What does make Telethon so listenable is the way that Tully can turn a phrase. I consistently return to the almost rushed delivery of “Fake it til you make it so they leave you alone” in “Chimney Rock,” but Hard Pop is loaded with these interesting. He’s also incredibly descriptive. See the opening lines of “An Undertone:”
Let me set the scene
In lieu of the corkboard; the photos connected by string
But give me a sec for finessing the mess in my brain
It’s developing news
It’s a skin being shed you could say i outgrew
These street lamps glow with an iridescent green
Only seen by the shadows in the know
Part of this is Tully’s poetics, but also the relatable nature of his voice. He’s a great singer, but he also dips into various timbres where he could also sound like your friend singing along to the radio on the way to go get pizza. “Youdon’tinspiremelikeyouusedto’s” chorus does this to great effect, as he does his best impression of someone like John Fogerty or Bruce Springsteen over an energetic jam with lines like:
“Take more time out to note all the victories”
Yeah, but doc, imagine moving to the beach!

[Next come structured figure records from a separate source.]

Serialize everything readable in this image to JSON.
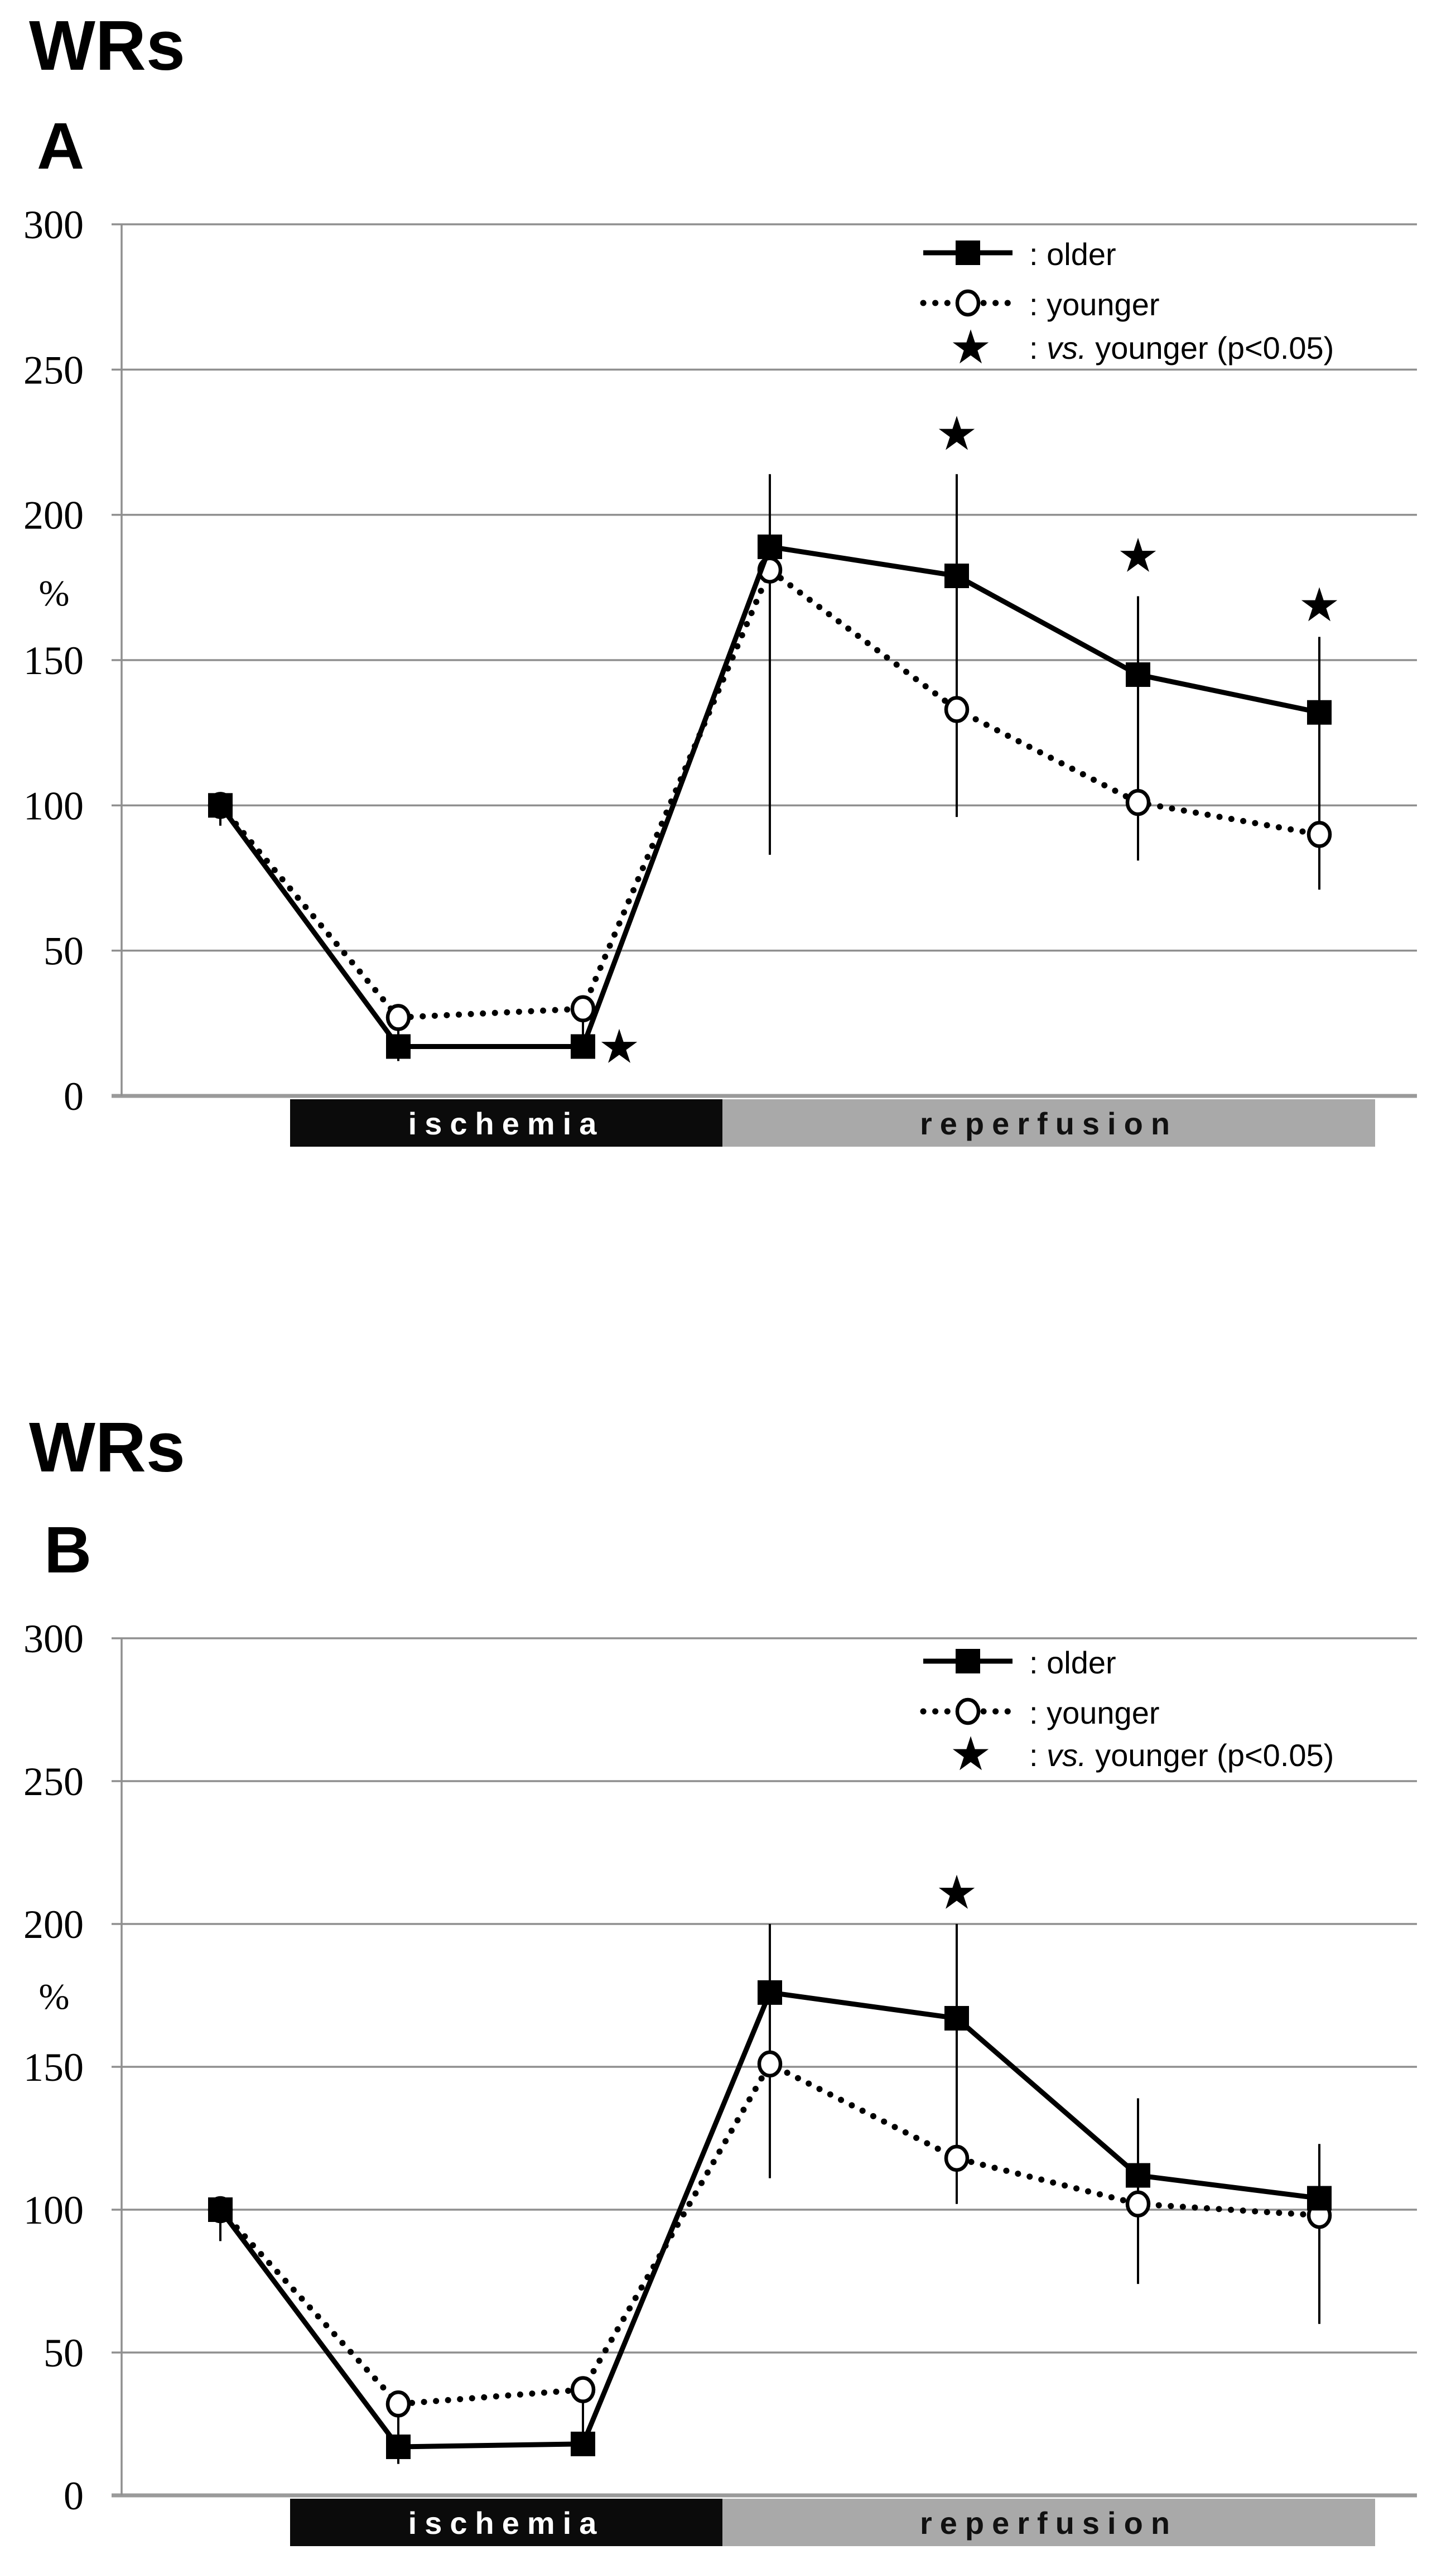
{
  "figure": {
    "background": "#ffffff",
    "grid_color": "#8f8f8f",
    "description": "Two stacked line charts (panels A and B) of WRs (%) across ischemia and reperfusion"
  },
  "legend": {
    "older": ": older",
    "younger": ": younger",
    "star_prefix": ": ",
    "star_italic": "vs.",
    "star_rest": " younger (p<0.05)",
    "star_symbol": "★"
  },
  "chart_data": [
    {
      "type": "line",
      "panel": "A",
      "title": "WRs",
      "ylabel": "%",
      "ylim": [
        0,
        300
      ],
      "y_ticks": [
        300,
        250,
        200,
        150,
        100,
        50,
        0
      ],
      "x_axis": {
        "tick_labels_visible": false,
        "n_points": 7
      },
      "grid": true,
      "legend_position": "top-right",
      "series": [
        {
          "name": "older",
          "marker": "filled-square",
          "line": "solid",
          "values": [
            100,
            17,
            17,
            189,
            179,
            145,
            132
          ]
        },
        {
          "name": "younger",
          "marker": "open-circle",
          "line": "dotted",
          "values": [
            100,
            27,
            30,
            181,
            133,
            101,
            90
          ]
        }
      ],
      "error_bars": [
        {
          "point": 1,
          "from": 100,
          "to": 93
        },
        {
          "point": 2,
          "from": 27,
          "to": 12
        },
        {
          "point": 3,
          "from": 30,
          "to": 17
        },
        {
          "point": 4,
          "from": 214,
          "to": 83
        },
        {
          "point": 5,
          "from": 214,
          "to": 96
        },
        {
          "point": 6,
          "from": 172,
          "to": 81
        },
        {
          "point": 7,
          "from": 158,
          "to": 71
        }
      ],
      "stars": [
        {
          "point": 3,
          "value": 17,
          "placement": "right"
        },
        {
          "point": 5,
          "value": 228,
          "placement": "above"
        },
        {
          "point": 6,
          "value": 186,
          "placement": "above"
        },
        {
          "point": 7,
          "value": 169,
          "placement": "above"
        }
      ],
      "phases": [
        {
          "label": "ischemia",
          "color": "#0b0b0b",
          "text_color": "#ffffff",
          "points": [
            2,
            3
          ]
        },
        {
          "label": "reperfusion",
          "color": "#a9a9a9",
          "text_color": "#111111",
          "points": [
            4,
            7
          ]
        }
      ]
    },
    {
      "type": "line",
      "panel": "B",
      "title": "WRs",
      "ylabel": "%",
      "ylim": [
        0,
        300
      ],
      "y_ticks": [
        300,
        250,
        200,
        150,
        100,
        50,
        0
      ],
      "x_axis": {
        "tick_labels_visible": false,
        "n_points": 7
      },
      "grid": true,
      "legend_position": "top-right",
      "series": [
        {
          "name": "older",
          "marker": "filled-square",
          "line": "solid",
          "values": [
            100,
            17,
            18,
            176,
            167,
            112,
            104
          ]
        },
        {
          "name": "younger",
          "marker": "open-circle",
          "line": "dotted",
          "values": [
            100,
            32,
            37,
            151,
            118,
            102,
            98
          ]
        }
      ],
      "error_bars": [
        {
          "point": 1,
          "from": 100,
          "to": 89
        },
        {
          "point": 2,
          "from": 32,
          "to": 11
        },
        {
          "point": 3,
          "from": 37,
          "to": 20
        },
        {
          "point": 4,
          "from": 200,
          "to": 111
        },
        {
          "point": 5,
          "from": 200,
          "to": 102
        },
        {
          "point": 6,
          "from": 139,
          "to": 74
        },
        {
          "point": 7,
          "from": 123,
          "to": 60
        }
      ],
      "stars": [
        {
          "point": 5,
          "value": 211,
          "placement": "above"
        }
      ],
      "phases": [
        {
          "label": "ischemia",
          "color": "#0b0b0b",
          "text_color": "#ffffff",
          "points": [
            2,
            3
          ]
        },
        {
          "label": "reperfusion",
          "color": "#a9a9a9",
          "text_color": "#111111",
          "points": [
            4,
            7
          ]
        }
      ]
    }
  ]
}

I don’t mean actually on the beach,
But somewhere there’s ocean, at least, nearby
What a life that could be”
The envy of my former colleagues
Pictures of sunsets from branches of palm trees
Highways’d part on sight of the RV
I live in, what’s the limit?
While it’s hard to tell these things, pop-punk is in an excellent spot for genre-stretching and power-pop inspired artists, and Hard Pop is entirely a product of some passionate members of the community who are taking advantage of an open-minded community. Telethon will make you mosh, dance, and singalong. Where Jeff Rosenstock flipped punk on it’s head with Worry, Telethon have found a way to pack another hundred miles and thousand words into the expanding chasm. We can only hope that more artists will follow Telethon’s influence and not be afraid to make Hard Pop.